Placed within a small canvas bag, the Lewes bomb could be hidden inside a cockpit or on a wing, in close proximity to the fuel tanks, so as to ignite the aviation fuel – which was exactly how Lassen and his men intended to use them tonight.

  Lassen squatted down among his band of fighters. He grabbed a half-eaten K Ration pack and pulled out some hard biscuits. While the rest of the British Army was issued with the so-called British ‘Compo’ Rations, Lassen had managed to blag some of the US Army paratroopers’ ‘K Rations’ for his men.
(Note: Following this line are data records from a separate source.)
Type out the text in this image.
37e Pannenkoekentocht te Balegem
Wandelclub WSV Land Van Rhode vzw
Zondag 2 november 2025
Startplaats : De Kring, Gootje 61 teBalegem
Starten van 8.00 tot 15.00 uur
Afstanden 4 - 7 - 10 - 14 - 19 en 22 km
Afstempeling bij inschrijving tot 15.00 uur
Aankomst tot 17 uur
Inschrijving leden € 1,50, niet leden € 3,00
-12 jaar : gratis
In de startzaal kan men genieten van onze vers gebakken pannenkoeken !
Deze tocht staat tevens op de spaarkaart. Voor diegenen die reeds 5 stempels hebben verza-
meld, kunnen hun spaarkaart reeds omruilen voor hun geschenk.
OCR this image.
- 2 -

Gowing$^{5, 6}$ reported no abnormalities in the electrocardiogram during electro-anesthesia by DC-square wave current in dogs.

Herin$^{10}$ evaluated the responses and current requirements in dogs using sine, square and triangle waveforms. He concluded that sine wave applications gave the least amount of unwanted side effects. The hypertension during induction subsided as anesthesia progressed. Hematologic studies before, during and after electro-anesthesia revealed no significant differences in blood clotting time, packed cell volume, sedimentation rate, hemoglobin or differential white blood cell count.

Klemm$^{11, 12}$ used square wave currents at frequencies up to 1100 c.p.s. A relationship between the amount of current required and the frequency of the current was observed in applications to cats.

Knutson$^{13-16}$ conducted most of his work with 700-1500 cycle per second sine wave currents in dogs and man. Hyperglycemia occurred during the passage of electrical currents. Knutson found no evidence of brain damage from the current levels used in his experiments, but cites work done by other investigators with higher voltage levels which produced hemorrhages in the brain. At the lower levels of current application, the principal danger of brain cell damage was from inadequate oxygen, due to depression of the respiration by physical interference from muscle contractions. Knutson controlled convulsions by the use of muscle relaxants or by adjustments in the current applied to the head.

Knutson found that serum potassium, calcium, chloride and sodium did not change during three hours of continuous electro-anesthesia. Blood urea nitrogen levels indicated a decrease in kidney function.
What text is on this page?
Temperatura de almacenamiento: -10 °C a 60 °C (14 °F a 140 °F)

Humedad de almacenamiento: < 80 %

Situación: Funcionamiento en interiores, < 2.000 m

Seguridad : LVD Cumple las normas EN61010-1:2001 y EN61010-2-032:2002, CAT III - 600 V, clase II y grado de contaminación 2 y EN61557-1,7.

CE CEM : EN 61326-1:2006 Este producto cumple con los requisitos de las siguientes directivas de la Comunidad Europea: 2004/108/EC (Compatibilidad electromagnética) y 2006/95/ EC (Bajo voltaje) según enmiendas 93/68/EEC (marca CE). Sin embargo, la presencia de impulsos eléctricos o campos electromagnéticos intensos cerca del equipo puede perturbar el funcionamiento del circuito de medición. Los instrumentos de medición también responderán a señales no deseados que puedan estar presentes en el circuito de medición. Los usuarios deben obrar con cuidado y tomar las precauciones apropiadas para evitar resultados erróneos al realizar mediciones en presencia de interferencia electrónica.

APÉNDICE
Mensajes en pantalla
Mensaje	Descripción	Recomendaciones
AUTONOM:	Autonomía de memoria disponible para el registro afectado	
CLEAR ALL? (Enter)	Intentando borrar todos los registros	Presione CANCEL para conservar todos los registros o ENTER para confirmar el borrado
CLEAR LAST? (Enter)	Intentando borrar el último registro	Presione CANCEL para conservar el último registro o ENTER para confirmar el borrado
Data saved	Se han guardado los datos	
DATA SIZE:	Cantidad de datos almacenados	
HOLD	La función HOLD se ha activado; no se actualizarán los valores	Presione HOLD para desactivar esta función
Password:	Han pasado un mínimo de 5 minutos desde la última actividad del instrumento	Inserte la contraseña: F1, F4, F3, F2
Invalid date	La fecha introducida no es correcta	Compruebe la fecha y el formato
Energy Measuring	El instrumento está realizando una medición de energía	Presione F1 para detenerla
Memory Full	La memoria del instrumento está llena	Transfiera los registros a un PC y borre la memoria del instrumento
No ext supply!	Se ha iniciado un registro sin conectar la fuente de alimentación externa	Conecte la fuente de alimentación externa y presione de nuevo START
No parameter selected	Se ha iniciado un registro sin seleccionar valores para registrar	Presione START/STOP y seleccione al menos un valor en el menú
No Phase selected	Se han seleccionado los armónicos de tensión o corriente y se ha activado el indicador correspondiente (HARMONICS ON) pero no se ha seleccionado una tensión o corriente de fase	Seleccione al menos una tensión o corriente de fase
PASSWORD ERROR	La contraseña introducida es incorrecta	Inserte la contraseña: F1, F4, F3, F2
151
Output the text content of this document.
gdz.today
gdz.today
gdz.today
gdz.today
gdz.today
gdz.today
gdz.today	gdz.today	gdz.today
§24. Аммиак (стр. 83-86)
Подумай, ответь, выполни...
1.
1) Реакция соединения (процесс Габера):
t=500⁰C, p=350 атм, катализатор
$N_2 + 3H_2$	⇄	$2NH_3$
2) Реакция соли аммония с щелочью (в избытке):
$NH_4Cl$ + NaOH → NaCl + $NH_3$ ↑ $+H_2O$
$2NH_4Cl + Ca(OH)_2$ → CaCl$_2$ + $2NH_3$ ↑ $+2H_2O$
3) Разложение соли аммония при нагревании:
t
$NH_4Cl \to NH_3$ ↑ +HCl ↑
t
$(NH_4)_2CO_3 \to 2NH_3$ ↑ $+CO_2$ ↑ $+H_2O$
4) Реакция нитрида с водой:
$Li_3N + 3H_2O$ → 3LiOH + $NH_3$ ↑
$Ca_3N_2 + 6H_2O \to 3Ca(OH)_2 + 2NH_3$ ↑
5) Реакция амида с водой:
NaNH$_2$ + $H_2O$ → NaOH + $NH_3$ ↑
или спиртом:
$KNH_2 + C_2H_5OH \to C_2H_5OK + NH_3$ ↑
Far lighter and more portable than Compo, they were borderline edible, and provided just enough energy and calories to keep a soldier going in the field.

  Of course, Lassen was largely fuelling himself with the Benzedrine, but he needed something solid in his guts with tonight’s mission almost upon them. He started to sketch a map of the airbase, describing in a series of sharp, staccato sentences what he and Georgios had found. His eyes were wide and staring, and his men could sense the blood lust that was coursing through his veins. For all of them, the thought of blowing that airbase to smithereens was a delicious one – only with Lassen, it was the idea of killing Germans that really got his blood pumping.

  ‘We keep it simple,’ Lassen declared. ‘We go in tonight and cut the perimeter wire. There will be good cloud cover. Little moonlight. Nicholson and Greaves, you move in from the east and hit the fuel and ammo dumps. Jones – you and me go in from the west and we hit as many aircraft as we can. We go through the wire at 0100 hours. We should be in there for no more than twenty minutes. Set the timers for 0200 hours, so we get a good distance away before it blows.’

  ‘But what about me?’ It was Georgios.

  ‘Go back to your village,’ Lassen told him. ‘Go back home.’

  ‘But I can fight!’

  ‘Not tonight. Not with us. When the base blows we run like the wind. You do not want to be with us. Anyway the Germans may try to take revenge. Go back and make your people ready.’

  In spite of his cold-blooded demeanor, Lassen had a real affinity with the locals, and especially the women – the dark-eyed, raven-haired beauties of this captivating Greek island. He shared a common bond with the Cretans, who nurtured a level of hatred of the German enemy as deep as his own.